After having installed our repository package, you can use this model within Python in the following way:
from sentinel_metric import download_model, load_from_checkpoint
model_path = download_model("sapienzanlp/sentinel-src-mqm")
model = load_from_checkpoint(model_path)
data = [
{"src": "E.T.打电话回家"},
{"src": "托托,我感觉我们已经不在堪萨斯了"}
]
output = model.predict(data, batch_size=8, gpus=1)
Output:
# Segment scores
>>> output.scores
[0.6295096278190613, 0.46640336513519287]
# System score
>>> output.system_score
0.5479564964771271
This work has been published at ACL 2024 (Main Conference).

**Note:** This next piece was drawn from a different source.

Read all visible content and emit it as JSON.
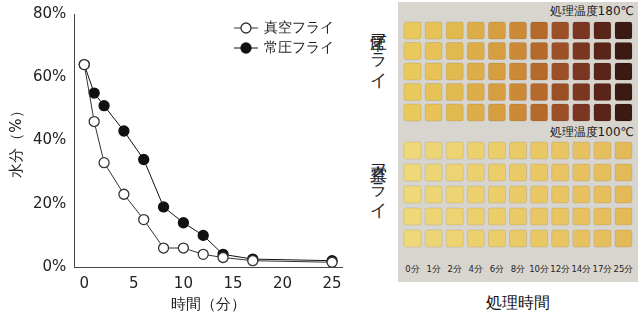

If you use any part, please consider citing our paper as follows:
@inproceedings{perrella-etal-2024-guardians,
title = "Guardians of the Machine Translation Meta-Evaluation: Sentinel Metrics Fall In!",
author = "Perrella, Stefano and Proietti, Lorenzo and Scir{\`e}, Alessandro and Barba, Edoardo and Navigli, Roberto",
editor = "Ku, Lun-Wei and Martins, Andre and Srikumar, Vivek",
booktitle = "Proceedings of the 62nd Annual Meeting of the Association for Computational Linguistics (Volume 1: Long Papers)",
month = aug,
year = "2024",
address = "Bangkok, Thailand", publisher = "Association for Computational Linguistics",
url = "https://aclanthology.org/2024.acl-long.856",
pages = "16216--16244",
}
This work is licensed under Creative Commons Attribution-ShareAlike-NonCommercial 4.0.